His Holiness Vijayendra Saraswathi Swamigal (seated at left) appointed Purnānand Giri Swami (center) as Mathadhipati and Vigyananand Ashram Swami (right) as Deputy Abbot of Kataragama Teyvanai Amman Math in January 2000.

muttukumar vel swami

Muttukumar Vel Swami (center, bearing Vel) and other Pada Yatra swamis arriving by foot from Jaffna are met and honored by Sufi bawas, sadhus, Buddhist monks and others at Ruhunu Maha Kataragama Devale main gate, July 1988.

Kesopuri Swami (Palkudi Bawa)

Kesopuri Swami was for about three quarters of a century a revered figure at Kataragama. Better known in Ceylon as ‘Palkudi Bawa' on account of his living on pal or milk, he hailed from a high class Brahmin family of North India and embraced the life of renunciation at a Dasanami monastery in Allahabad at an early age in 1820's.
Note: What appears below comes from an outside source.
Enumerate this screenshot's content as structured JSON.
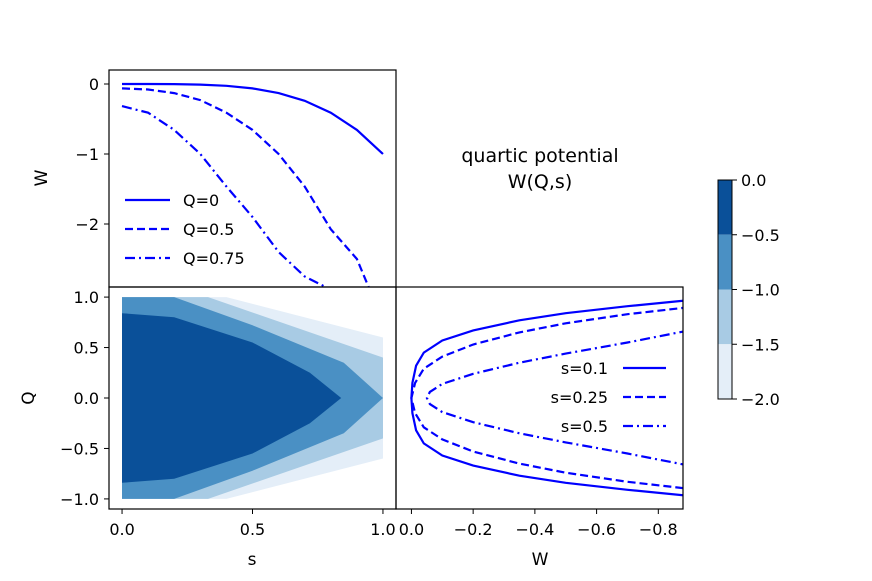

Spurred by the fire of renunciation, he roamed the length and breadth of India and came to Ceylon during the early part of the 19th Century. He arrived to Kataragama, attached himself to the Teyvayanai Amman Devasthanam, and found the place especially congenial for sadhana.

After some time the lad betook himself to the forest, where he lived alone for years, until he was sought out and found by a young monk, Suraj Puri Swami, who would wait upon him and feed him with rice. Soon Keso Puri Swami Maharaj gave up eating all solid food and confined himself to a little milk, hence he was known as Pal Kudi Bawa.

A very saintly and picturesque figure, he was revered for his childlike simplicity, purity, spiritual insight and devotion, and much sought after for his blessings. He died in Colombo in 1898 after executing the Theivanai Amman Trust deed on 9 March 1898 (No. 2317, J. Caderman, J.P.).

Suraj Puri Swami

Suraj Puri Swami, the spiritual successor to Palkudi Bawa, was a beautiful character, pious and learned, and with a splendid physique. He had been a cavalry officer of the Maharaja of Kashmir and, being resolved on a life of celibacy and poverty, found himself thwarted by his relatives who pressed him to marry and assume the duties of family life.

Failing in their efforts, they brought the influence of the Maharaja of Kashmir to bear upon him, whereupon he fled from home and traveled as a mendicant until he reached the great southern pilgrimage shrine of Rameshwaram. There he received a divine call to proceed to Śrī Pada. Here he was ordered to proceed to Kataragama, where he would find a hermit in the forest whom he was to wait upon and feed with rice. The saint whom he ultimately discovered there was his guru Pal Kudi Bawa.

The body of Pal Kudi Bawa and several of his successors have been interred beside Guru Asanam at Theyvanai Amman Devasthanam where their samadhi shrines are accessible for public worship.